Happy Cupcakes

Happy Cupcakes

Ingredients

Makes: 48 mini cupcakes

Cook: 12 minutes,

  • 1 (18.25-ounce) box white cake mix, Betty Crocker®

  • 1 1⁄4 cups orange-flavored soda, Sunkist®

  • 1⁄3 cup vegetable oil

  • 3 large eggs

  • Meringue Icing (recipe follows)

  • Decorations: gum paste flowers, sanding sugar, confetti sprinkles, decorating cookie icing

Meringue Icing:

  • 3 tablespoons meringue powder, Wilton®

  • 1⁄4 cup cold water

  • 2 cups confectioners’ sugar

  • Assorted colors of food coloring, McCormick®

 

 

Directions

 

Preheat oven to 350˚. Line 48 cups of mini muffin pans with paper liners.

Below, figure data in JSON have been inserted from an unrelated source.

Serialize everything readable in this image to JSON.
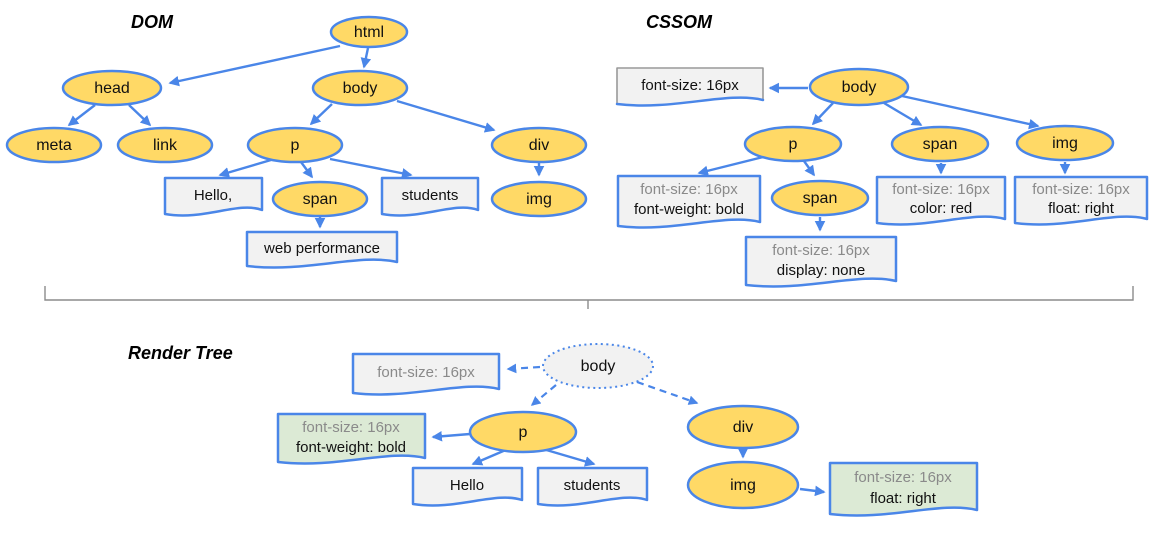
{
  "colors": {
    "node_yellow": "#FFD966",
    "accent_blue": "#4A86E8",
    "box_gray_fill": "#F2F2F2",
    "box_green_fill": "#DCEAD5",
    "muted_text": "#8A8A8A",
    "brace_gray": "#8C8C8C"
  },
  "dom": {
    "title": "DOM",
    "html": "html",
    "head": "head",
    "body": "body",
    "meta": "meta",
    "link": "link",
    "p": "p",
    "div": "div",
    "span": "span",
    "img": "img",
    "hello": "Hello,",
    "students": "students",
    "webperf": "web performance"
  },
  "cssom": {
    "title": "CSSOM",
    "body": "body",
    "p": "p",
    "span": "span",
    "img": "img",
    "span_child": "span",
    "rule_body": "font-size: 16px",
    "rule_p_1": "font-size: 16px",
    "rule_p_2": "font-weight: bold",
    "rule_span_child_1": "font-size: 16px",
    "rule_span_child_2": "display: none",
    "rule_span_1": "font-size: 16px",
    "rule_span_2": "color: red",
    "rule_img_1": "font-size: 16px",
    "rule_img_2": "float: right"
  },
  "render_tree": {
    "title": "Render Tree",
    "body": "body",
    "p": "p",
    "div": "div",
    "img": "img",
    "hello": "Hello",
    "students": "students",
    "style_body": "font-size: 16px",
    "style_p_1": "font-size: 16px",
    "style_p_2": "font-weight: bold",
    "style_img_1": "font-size: 16px",
    "style_img_2": "float: right"
  }
}
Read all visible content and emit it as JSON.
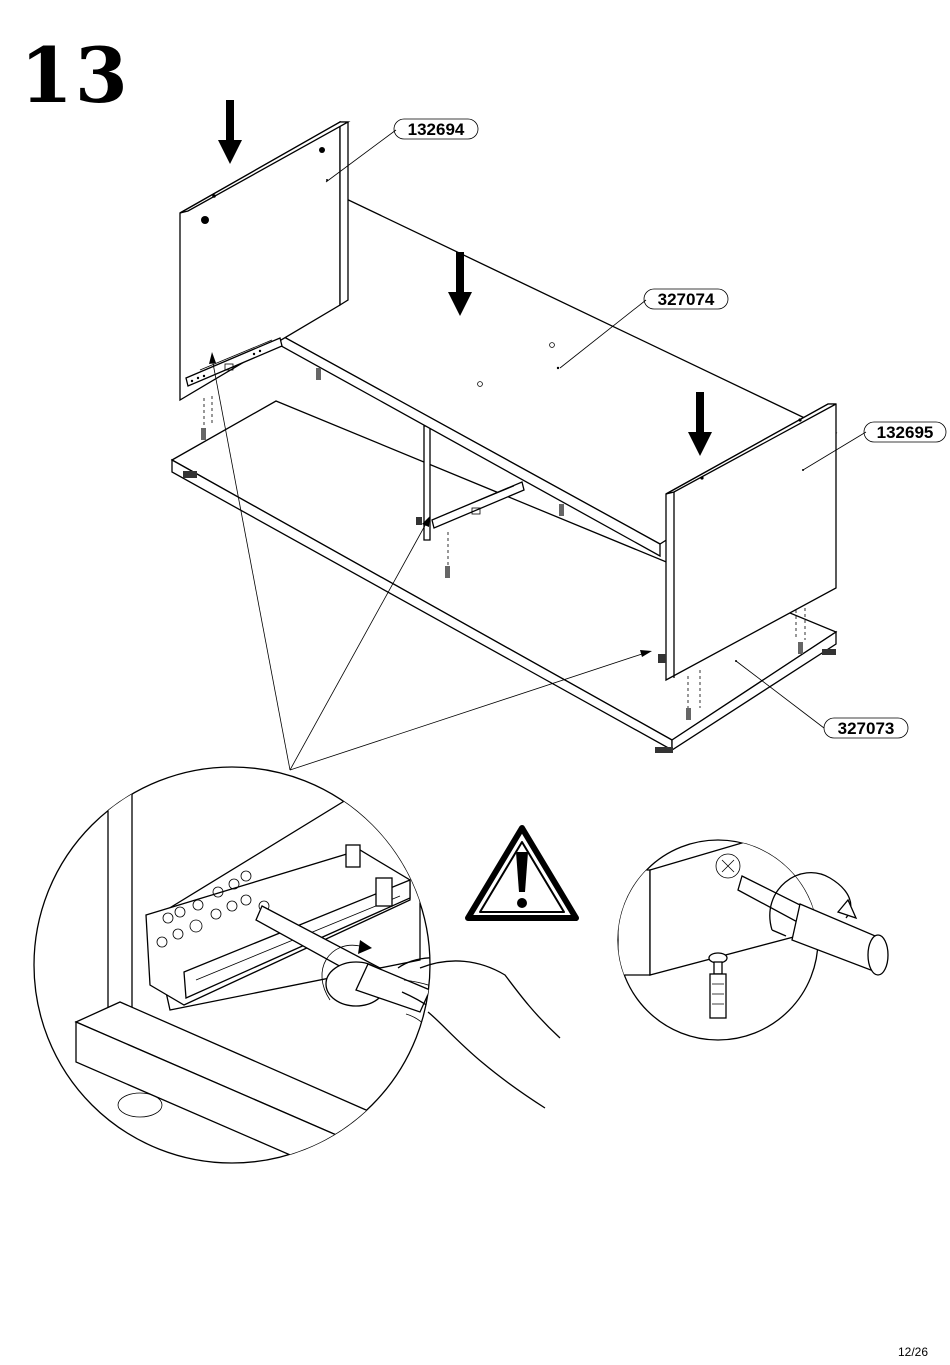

In a large bowl, combine cake mix, soda, oil, and eggs. Beat at medium speed with an electric mixer for 2 minutes. Increase mixer speed to medium-high; beat until mixture is smooth. Spoon batter evenly into prepared muffin cups. Bake for 10 to 12 minutes, or until a wooden pick inserted in center comes out clean. Let cool in pans for 2 minutes. Remove from pans, and cool completely on wire racks (about 18 minutes).

Dip tops of cupcakes into Meringue Icing. Let dry, and re-dip cupcakes, if necessary. Decorate as desired with gum paste flowers, sanding sugar, confetti sprinkles, and cookie icing.

In a medium bowl, whisk together meringue powder and 1⁄4 cup cold water until foamy. Gradually whisk in confectioners’ sugar until icing is smooth. Divide icing into separate bowls. Gradually tint each portion of icing with food coloring, stirring to achieve desired colors.